Baginda Raja pulang ke istana dan langsung memerintahkan para
prajuritnya
menangkap Abu Nawas. Tetapi Abu Nawas telah hilang entah kemana
karena ia
tahu sedang diburu para prajurit kerajaan. Dan setelah ia tahu
para prajurit
kerajaan sudah meninggalkan rumahnya, Abu Nawas baru berani pulang
ke
rumah.
"Suamiku, para prajurit kerajaan tadi pagi mencarimu."
"Ya istriku, ini urusan gawat. Aku baru saja menjual Sultan
Harun Al Rasyid
menjadi budak."
"Apa?"
"Raja kujadikan budak!"
"Kenapa kau lakukan itu suamiku."
"Supaya dia tahu di negerinya ada praktek jual beli budak.
Dan jadi budak itu
sengsara."
"Sebenarnya maksudmu baik, tapi Baginda pasti marah. Buktinya
para prajurit
diperintahkan untuk menangkapmu."
"Menurutmu apa yang akan dilakukan Sultan Harun Al Rasyid
kepadaku."
"Pasti kau akan dihukum berat."
"Gawat, aku akan mengerahkan ilmu yang kusimpan,"

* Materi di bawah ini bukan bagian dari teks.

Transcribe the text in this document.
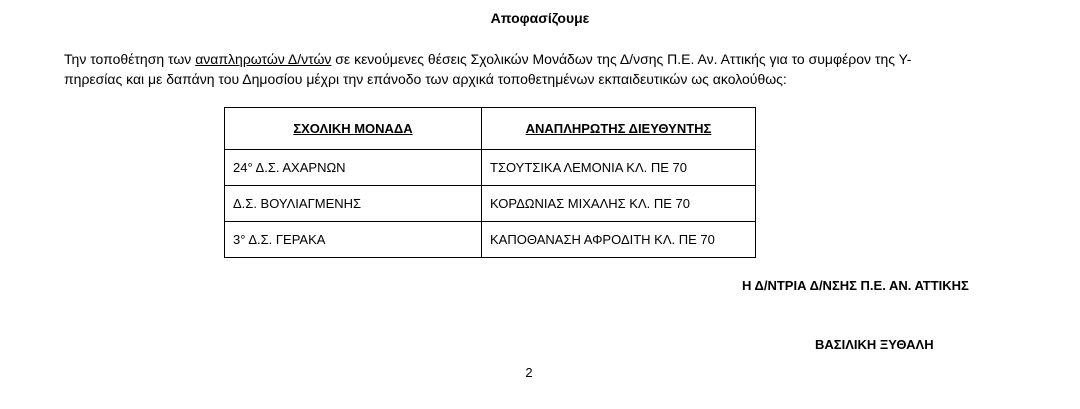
Αποφασίζουμε
Την τοποθέτηση των αναπληρωτών Δ/ντών σε κενούμενες θέσεις Σχολικών Μονάδων της Δ/νσης Π.Ε. Αν. Αττικής για το συμφέρον της Υ-
πηρεσίας και με δαπάνη του Δημοσίου μέχρι την επάνοδο των αρχικά τοποθετημένων εκπαιδευτικών ως ακολούθως:
ΣΧΟΛΙΚΗ ΜΟΝΑΔΑ	ΑΝΑΠΛΗΡΩΤΗΣ ΔΙΕΥΘΥΝΤΗΣ
24° Δ.Σ. ΑΧΑΡΝΩΝ	ΤΣΟΥΤΣΙΚΑ ΛΕΜΟΝΙΑ ΚΛ. ΠΕ 70
Δ.Σ. ΒΟΥΛΙΑΓΜΕΝΗΣ	ΚΟΡΔΩΝΙΑΣ ΜΙΧΑΛΗΣ ΚΛ. ΠΕ 70
3° Δ.Σ. ΓΕΡΑΚΑ	ΚΑΠΟΘΑΝΑΣΗ ΑΦΡΟΔΙΤΗ ΚΛ. ΠΕ 70
Η Δ/ΝΤΡΙΑ Δ/ΝΣΗΣ Π.Ε. ΑΝ. ΑΤΤΙΚΗΣ
ΒΑΣΙΛΙΚΗ ΞΥΘΑΛΗ
2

Abu Nawas masuk ke dalam, ia mengambil air wudhu lalu mendirikan
shalat dua
rakaat. Lalu berpesan kepada istrinya apa yang harus dikatakan
bila Baginda
datang.
Tidak berapa alama kemudian tetangga Abu Nawas geger, karena istri
Abu
Nawas menjerit-jerit.
"Ada apa?" tanya tetangga Abu Nawas sambil
tergopoh-gopoh.
"Huuuuuu .... suamiku mati....!"
"Hah! Abu Nawas mati?"
"lyaaaa....!"
Kini kabar kematian Abu Nawas tersebar ke seluruh pelosok negeri.
Baginda
terkejut. Kemarahan dan kegeraman beliau agak susut mengingat Abu
Nawas
adalah orang yang paling pintar menyenangkan dan menghibur Baginda
Raja.
Baginda Raja beserta beberapa pengawai beserta seorang tabib
(dokter) istana,
segera menuju rumah Abu Nawas. Tabib segera memeriksa Abu Nawas.
Sesaat
kemudian ia memberi laporan kepada Baginda bahwa Abu Nawas memang
telah
mati beberapa jam yang lalu.
Setelah melihat sendiri tubuh Abu Nawas terbujur kaku tak berdaya,
Baginda
Raja marasa terharu dan meneteskan air mata. Beliau bertanya
kepada istri
Abu Nawas.
"Adakah pesan terakhir Abu Nawas untukku?"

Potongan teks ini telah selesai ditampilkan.